1° La philosophie ne doit pas être négligée par les étudiants de l'Institut.
D'abord, pour leur culture personnelle - motif auquel, Dieu merci, certains ne sont pas
insensibles... Sans réflexion philosophique, on aboutit, soit aux fantaisies rhétoriques, soit à la
barbarie techniciste (v. le « Meilleur des Mondes », d'A. Huxley). Ensuite, utilitairement, ceux qui
veulent préparer l'E.N.A. doivent savoir que souvent les conversations avec le jury prennent un
tour philosophique. (C'est pourquoi on introduit en 4e année un enseignement sur cette matière).
Plus particulièrement, il y a une philosophie politique, d'importance considérable : Platon,
Rousseau, Hégel, Marx, Sartre, Raymond Aron, etc.
2° Quelques notions fondamentales pour comprendre lse grandes doctrines.

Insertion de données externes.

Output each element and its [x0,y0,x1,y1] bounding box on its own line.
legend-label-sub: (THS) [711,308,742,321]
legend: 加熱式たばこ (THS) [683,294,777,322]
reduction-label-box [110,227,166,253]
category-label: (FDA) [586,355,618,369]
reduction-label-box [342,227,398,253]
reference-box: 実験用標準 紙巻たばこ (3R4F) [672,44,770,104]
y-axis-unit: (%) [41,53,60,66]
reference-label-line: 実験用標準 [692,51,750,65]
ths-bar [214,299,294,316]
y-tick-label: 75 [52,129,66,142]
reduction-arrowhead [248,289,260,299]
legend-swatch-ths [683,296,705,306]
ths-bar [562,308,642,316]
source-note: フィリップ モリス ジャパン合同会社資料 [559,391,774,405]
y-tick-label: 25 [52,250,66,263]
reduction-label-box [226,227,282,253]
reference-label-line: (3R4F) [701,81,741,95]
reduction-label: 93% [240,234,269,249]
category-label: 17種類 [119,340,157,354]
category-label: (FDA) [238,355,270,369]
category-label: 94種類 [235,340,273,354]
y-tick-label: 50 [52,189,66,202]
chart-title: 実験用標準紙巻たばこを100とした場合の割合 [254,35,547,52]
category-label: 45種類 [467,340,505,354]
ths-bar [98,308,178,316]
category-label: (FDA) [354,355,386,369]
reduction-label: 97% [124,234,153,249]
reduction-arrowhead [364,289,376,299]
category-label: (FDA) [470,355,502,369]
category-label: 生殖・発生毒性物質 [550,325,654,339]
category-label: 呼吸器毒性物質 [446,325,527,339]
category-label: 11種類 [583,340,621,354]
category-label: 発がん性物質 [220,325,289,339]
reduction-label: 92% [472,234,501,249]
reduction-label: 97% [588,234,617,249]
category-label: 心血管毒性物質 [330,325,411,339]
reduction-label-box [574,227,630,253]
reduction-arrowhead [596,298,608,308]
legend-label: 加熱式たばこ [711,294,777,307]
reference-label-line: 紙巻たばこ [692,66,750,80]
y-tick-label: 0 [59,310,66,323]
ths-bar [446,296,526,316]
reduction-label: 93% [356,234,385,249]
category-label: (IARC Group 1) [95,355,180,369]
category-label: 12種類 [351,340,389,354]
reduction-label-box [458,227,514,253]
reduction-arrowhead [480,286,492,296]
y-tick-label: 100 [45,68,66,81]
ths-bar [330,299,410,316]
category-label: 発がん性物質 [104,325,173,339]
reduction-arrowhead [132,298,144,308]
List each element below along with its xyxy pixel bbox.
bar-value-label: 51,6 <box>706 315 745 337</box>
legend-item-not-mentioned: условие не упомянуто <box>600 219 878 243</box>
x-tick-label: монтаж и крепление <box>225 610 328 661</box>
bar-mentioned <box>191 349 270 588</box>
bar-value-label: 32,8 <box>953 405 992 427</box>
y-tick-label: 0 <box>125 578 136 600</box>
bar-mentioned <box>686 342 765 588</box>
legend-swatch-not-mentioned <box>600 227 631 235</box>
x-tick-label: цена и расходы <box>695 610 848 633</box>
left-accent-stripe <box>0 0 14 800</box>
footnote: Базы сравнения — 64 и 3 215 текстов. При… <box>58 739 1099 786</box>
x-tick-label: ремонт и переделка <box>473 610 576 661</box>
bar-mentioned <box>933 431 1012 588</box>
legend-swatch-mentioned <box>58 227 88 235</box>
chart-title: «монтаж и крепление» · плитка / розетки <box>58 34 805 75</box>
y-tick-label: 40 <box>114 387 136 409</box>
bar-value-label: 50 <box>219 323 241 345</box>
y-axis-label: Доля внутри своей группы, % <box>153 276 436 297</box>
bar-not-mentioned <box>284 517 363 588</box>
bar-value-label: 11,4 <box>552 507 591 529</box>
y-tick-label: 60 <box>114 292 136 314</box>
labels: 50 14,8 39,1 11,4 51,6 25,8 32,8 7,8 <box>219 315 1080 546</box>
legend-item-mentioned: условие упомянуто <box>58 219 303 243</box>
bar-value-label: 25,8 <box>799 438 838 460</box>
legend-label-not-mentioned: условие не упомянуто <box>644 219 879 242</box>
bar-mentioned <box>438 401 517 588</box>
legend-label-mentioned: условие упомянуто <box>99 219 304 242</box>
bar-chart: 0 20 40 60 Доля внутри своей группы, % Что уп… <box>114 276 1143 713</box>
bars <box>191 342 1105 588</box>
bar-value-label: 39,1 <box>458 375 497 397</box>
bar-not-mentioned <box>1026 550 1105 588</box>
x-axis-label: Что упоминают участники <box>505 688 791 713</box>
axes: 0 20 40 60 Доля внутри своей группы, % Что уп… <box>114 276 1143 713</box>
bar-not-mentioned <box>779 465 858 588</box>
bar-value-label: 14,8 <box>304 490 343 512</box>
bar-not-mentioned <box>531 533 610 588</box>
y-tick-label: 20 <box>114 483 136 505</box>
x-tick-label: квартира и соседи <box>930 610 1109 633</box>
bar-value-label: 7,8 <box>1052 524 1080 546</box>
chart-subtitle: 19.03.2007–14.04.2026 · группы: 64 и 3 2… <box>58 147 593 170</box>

Le foisonnement de
celles-ci ne doit pas cacher les constantes, les grandes lignes de force.
a) La distinction entre l'attitude réaliste et l'attitude idéaliste, au sens précis que ces mots prennent
en philosophie (v. un bon manuel de philosophie, ou un vocabulaire comme celui de Lalande).
Ceci concerne la théorie de la connaissance et la métaphysique, mais il y a une application
politique : certains auteurs considérant la société avant tout comme un fait, une donnée, qu'on peut
sans doute améliorer, mais qu'il faut d'abord prendre comme elle est (Aristote, Montesquieu,
Comte, Marx, Maurras) c'est le réalisme politique. D'autres s'occupent peu du fait, et ne s'attachent
qu'à réaliser à tout prix un idéal posé a priori (Rousseau, Brunschwig, Jaurès) c'est l'idéalisme
politique.
b) Rapports entre morale et politique.
En fait, trois attitudes possibles :
- Ou bien on interdit à la morale de s'occuper du politique (soit parce qu'on ne croit pas du tout à la
morale, soit qu'on la cantonne dans la conduite individuelle). C'est le Machiavélisme, idée et
pratique fort répandue.
- Ou bien on incorpore si totalement la politique à la morale qu'elle en devient une branche (sorte
de morale civique). C'est le « moralisme politique », ex : Brunetière, Marc Sangnier et le «
Sillon » et, dans une certaine mesure, l'école de Maritain.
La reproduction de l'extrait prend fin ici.